No les voy a contar nada sobre la trama de ‘Tiempo’, que las películas de Shyamalan se basan en la sorpresa y no quiero ser el aguafiestas que les arruine la función. Sí les diré que me considero equidistante. Ni me ha parecido la obra maestra que defienden unos ni el desastre que critican otros. Hay momentos brillantes, como los planos acuáticos, y otros que bordean el ridículo. Hay actores con pinta de no tener ni idea de qué pintan en pantalla y acertadas resoluciones formales cargadas de poesía y sensibilidad.
Eso sí, tengo la compulsiva necesidad de leer ‘Castillo de arena’, el cómic de Frederic Peeters publicado por Astiberri en que se basa la película y que, paradojas de la vida, surgió como idea para el guion de un filme… que nunca llegó a rodarse. Los caprichos del arte y la creación.
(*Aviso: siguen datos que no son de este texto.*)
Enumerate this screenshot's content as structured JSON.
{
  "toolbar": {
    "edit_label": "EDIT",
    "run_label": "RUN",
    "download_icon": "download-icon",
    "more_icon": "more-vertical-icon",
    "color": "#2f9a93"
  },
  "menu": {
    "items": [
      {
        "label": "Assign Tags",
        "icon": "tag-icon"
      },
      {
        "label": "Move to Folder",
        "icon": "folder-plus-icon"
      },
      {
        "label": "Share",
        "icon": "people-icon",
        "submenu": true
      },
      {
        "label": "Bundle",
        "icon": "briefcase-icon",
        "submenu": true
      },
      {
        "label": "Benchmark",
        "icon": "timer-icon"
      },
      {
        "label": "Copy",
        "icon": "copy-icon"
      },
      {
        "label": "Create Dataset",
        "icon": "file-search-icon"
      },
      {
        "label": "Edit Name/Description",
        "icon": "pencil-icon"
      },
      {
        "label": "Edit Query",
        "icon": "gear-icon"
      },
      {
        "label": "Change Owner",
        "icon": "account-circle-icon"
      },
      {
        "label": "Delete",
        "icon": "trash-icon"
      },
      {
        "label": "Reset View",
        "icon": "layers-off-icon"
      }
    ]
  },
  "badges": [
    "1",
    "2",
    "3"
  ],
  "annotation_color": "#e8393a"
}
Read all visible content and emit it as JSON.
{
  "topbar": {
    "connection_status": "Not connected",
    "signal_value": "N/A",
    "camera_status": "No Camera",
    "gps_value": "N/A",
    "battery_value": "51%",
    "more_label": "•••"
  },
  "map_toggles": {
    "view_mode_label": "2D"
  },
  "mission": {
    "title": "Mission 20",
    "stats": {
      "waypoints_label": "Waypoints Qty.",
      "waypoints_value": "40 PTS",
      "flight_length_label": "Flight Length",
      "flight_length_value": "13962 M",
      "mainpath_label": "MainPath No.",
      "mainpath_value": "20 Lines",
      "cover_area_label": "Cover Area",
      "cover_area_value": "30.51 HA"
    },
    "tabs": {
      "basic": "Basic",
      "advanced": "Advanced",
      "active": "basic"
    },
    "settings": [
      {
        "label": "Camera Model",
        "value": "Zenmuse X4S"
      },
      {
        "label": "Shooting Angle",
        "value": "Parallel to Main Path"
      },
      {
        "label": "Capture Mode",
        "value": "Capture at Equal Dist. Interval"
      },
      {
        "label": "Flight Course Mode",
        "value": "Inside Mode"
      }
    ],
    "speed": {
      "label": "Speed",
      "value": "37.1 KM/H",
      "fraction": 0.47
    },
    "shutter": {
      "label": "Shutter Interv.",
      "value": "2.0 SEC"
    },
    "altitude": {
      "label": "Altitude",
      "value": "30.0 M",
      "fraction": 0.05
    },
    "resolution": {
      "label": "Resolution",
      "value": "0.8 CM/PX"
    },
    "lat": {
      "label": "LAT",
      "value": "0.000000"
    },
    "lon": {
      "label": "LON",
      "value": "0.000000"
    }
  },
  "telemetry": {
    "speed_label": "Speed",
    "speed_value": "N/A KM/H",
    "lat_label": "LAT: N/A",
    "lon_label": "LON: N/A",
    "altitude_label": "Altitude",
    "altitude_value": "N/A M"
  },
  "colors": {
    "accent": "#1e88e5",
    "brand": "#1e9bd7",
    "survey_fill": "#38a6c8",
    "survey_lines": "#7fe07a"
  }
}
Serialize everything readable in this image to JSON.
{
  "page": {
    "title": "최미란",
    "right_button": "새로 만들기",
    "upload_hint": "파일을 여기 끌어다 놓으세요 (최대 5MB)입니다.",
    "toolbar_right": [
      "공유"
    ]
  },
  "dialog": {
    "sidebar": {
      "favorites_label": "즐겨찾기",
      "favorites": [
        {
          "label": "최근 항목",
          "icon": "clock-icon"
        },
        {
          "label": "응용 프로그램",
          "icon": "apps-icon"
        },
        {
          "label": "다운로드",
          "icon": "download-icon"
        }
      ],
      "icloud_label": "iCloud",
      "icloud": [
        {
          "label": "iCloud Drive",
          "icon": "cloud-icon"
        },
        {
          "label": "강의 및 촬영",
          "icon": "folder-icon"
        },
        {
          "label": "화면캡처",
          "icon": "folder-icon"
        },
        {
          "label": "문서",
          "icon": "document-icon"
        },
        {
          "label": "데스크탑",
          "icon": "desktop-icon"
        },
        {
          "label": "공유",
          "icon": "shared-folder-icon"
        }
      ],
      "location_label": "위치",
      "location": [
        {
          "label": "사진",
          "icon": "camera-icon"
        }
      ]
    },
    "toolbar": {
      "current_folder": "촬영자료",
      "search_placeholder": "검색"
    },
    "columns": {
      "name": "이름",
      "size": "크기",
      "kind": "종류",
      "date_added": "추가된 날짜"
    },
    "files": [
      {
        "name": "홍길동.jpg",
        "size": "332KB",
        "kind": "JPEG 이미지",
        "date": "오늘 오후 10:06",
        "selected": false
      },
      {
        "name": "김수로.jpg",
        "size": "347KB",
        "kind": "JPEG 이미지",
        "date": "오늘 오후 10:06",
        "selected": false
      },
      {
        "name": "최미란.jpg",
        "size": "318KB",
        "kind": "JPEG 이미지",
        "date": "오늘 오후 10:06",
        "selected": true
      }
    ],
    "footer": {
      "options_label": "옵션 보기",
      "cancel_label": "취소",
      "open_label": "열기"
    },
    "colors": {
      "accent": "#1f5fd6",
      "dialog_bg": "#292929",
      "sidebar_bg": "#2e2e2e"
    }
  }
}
Acabo de leer, más causal que casualmente, ‘La Policía de la Memoria’ novela de la prestigiosa autora japonesa Yoko Ogawa, publicada por Tusquets, y que venía con la vitola de mil y un reconocimientos como Libro del Año. Así se presenta en sociedad: “Una poderosa y delicada novela, de tintes orwellianos, sobre el control social y la memoria”.
En una isla indeterminada de Japón, en un tiempo igualmente indeterminado, desaparecen cosas. Nadie sabe cómo ni por qué, pero un día se desvanecen los pájaros y, al tiempo, lo hacen los perfumes. Desaparecen cosas de forma aleatoria, como por ensalmo, y nunca vuelven a aparecer. Además, los habitantes de la isla no tardan en olvidar que alguna vez existieron. Y si, por casualidad se topan con un recuerdo o una fotografía de los objetos desaparecidos, no tienen ni idea de qué eran ni para qué servían.
En este escenario, la Policía de la Memoria se encarga de eliminar los rastros del pasado. Por ejemplo, una vez desaparecidos los pájaros, se incautarán de guías o cuadernos de campo que contengan fotos o dibujos de aves, harán una hoguera con ellos y los quemarán.
La novela tiene un punto de crítica orwelliana, sin duda, pero para mí es mucho más una parábola sobre el Alzheimer cargada de sensibilidad y en la que pasan muchas cosas, que solo les he hablado del planteamiento de base. Los protagonistas son unos personajazos, maravillosamente trazados, cuya interacción nos sitúa frente a un escenario inquietante que, por desgracia, no puede parecernos ajeno o extraño a los lectores.